さくら はい。西山女流三冠は中学生から奨励会に在籍していて三段リーグでも上位の成績をとり、棋士まであと一歩に迫った方。今も強い男性棋士にもよく勝ち星を挙げています。試験の相手を務めるのは四段になりたて(棋士は四段から)の若い棋士で、そんな棋士をなぎ倒して合格するのではないかと期待しています。9月から月に1局ずつ。最大5局で3勝すれば西山さんが棋士になることができます。

――棋士と女流棋士の違いを知らない方が多いですけれど、西山さんの編入試験の報道を通して広く知られることになるかもしれませんね。女流棋士は棋士の下というわけではなく、対局以外の面でも広く活躍する様子が漫画には描かれていますね。

さくら タイトル戦などの解説では、棋士が解説し女流棋士が聞き手を務めることが多いです。棋士の面白い話を引き出したり、大きな役割を果たしています。そんな女流棋士の魅力について漫画で伝えたいと思っています。山口先生も聞き手をするときには、解説役の棋士のこと、対局者のことなどすごく調べて準備しますし、藤井聡太七冠の対局の解説をするために、事前にしっかりノートにまとめたようです。山口さんは将棋を広める「普及」にとても熱心で、イベントでも大人気。YouTube「女流棋士 山口恵梨子ちゃんねる」に初心者向けの将棋講座もアップしています。

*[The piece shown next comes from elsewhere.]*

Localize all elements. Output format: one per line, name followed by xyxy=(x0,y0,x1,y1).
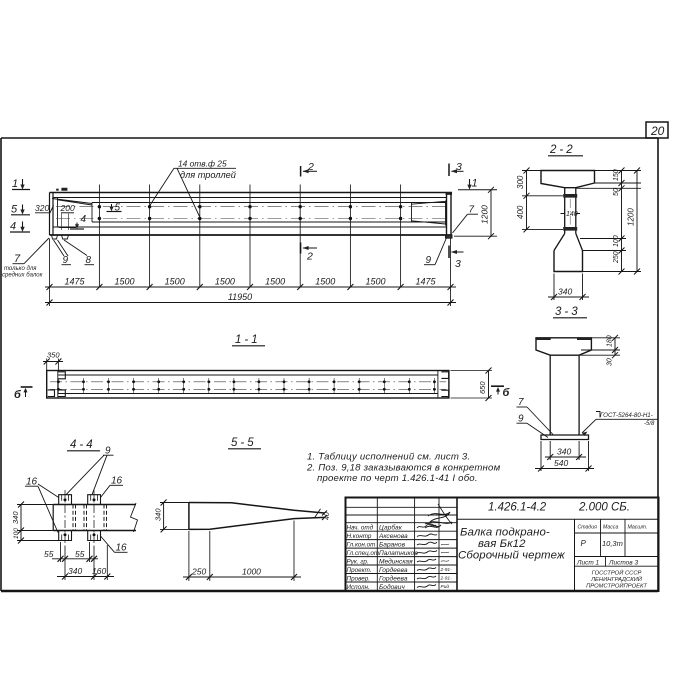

 他にも、棋士、女流棋士のYouTubeは、強くなるための講座、将棋を指さない人も楽しめるような棋士が料理するものなど、いろいろあってお勧めです。

――初心者向けの講座があるのはいいですね。対面で将棋を習いに行くのも楽しそうですが、オンラインで将棋を覚えることもできそうです。さくらさんお勧めの方法はありますか。

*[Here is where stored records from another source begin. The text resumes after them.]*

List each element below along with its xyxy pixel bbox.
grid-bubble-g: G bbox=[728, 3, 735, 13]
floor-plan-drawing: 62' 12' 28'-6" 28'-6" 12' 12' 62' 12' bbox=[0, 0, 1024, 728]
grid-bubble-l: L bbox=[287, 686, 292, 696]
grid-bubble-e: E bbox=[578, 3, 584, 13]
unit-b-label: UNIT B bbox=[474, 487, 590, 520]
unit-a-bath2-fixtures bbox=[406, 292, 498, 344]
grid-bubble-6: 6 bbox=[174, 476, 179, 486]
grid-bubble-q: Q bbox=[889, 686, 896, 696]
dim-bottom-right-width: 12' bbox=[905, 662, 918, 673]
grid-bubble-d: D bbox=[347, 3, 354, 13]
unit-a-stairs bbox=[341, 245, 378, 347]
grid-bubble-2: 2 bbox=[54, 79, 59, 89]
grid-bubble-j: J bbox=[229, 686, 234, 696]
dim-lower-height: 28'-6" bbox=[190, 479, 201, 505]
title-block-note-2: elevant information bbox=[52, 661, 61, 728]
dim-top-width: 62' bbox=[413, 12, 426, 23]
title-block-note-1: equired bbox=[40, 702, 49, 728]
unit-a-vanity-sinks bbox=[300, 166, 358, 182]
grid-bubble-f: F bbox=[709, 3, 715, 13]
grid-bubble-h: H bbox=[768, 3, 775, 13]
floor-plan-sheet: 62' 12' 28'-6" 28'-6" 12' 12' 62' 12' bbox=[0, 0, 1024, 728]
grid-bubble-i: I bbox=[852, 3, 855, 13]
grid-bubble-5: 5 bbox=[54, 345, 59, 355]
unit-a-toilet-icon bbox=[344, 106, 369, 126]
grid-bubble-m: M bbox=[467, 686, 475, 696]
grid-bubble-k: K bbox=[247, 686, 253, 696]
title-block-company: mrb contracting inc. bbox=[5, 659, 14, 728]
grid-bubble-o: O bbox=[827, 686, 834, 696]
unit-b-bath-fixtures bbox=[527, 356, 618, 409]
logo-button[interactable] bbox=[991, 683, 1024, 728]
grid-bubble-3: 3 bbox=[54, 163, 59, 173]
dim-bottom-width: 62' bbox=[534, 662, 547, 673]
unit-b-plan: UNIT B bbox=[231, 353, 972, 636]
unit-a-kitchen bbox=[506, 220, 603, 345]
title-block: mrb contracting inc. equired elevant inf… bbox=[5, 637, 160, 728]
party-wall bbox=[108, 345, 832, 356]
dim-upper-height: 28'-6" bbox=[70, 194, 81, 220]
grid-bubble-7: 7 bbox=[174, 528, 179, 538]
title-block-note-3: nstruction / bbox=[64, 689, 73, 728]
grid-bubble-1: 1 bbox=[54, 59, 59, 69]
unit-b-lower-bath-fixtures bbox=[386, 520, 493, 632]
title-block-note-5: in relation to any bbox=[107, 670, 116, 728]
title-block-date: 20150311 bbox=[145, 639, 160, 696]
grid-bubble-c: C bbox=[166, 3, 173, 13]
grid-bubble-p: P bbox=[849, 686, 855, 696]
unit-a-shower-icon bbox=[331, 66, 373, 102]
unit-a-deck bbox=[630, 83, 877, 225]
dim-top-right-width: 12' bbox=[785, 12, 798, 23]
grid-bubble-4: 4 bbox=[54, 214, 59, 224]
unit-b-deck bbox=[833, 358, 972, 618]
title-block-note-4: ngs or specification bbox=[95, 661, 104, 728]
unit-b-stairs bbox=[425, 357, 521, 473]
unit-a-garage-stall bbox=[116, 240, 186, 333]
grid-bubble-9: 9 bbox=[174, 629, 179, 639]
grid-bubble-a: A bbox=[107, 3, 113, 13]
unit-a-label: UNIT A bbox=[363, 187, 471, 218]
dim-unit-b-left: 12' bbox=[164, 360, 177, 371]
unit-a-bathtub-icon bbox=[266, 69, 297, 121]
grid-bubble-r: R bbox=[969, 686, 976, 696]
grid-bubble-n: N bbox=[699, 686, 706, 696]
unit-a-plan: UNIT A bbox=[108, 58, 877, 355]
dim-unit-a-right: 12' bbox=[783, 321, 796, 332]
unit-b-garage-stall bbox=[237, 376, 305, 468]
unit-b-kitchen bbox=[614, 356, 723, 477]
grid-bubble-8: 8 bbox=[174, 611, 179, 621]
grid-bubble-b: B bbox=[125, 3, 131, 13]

さくら 「ぴよ将棋」というひよこと対戦するアプリがお勧めです。ひよこと対戦して、そのひよこはレベルが40あり、実力に合わせて強いひよこ、弱いひよこを選べます。無料なうえ、将棋のルールや駒の動かし方の説明までついていますので、まったく知らない人でも始めることができると思います。

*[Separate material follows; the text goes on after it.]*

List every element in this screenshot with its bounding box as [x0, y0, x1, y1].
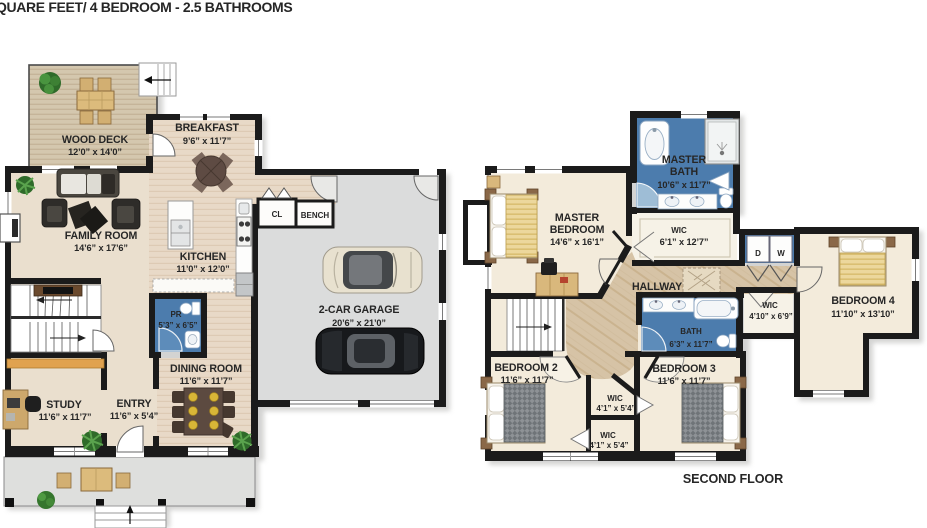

 ちょっと強くなったら、将棋大会に出るのもお勧めです。女性だけの大会もあって、東京では大きな女性の大会がいくつかあり、5人対5人で並んでそれぞれ対局し多く勝ったチームが勝ちになる「団体戦」もあります。女性の大会は実力別に細かくクラス分けされていて、初心者でも出やすいものが多いのです。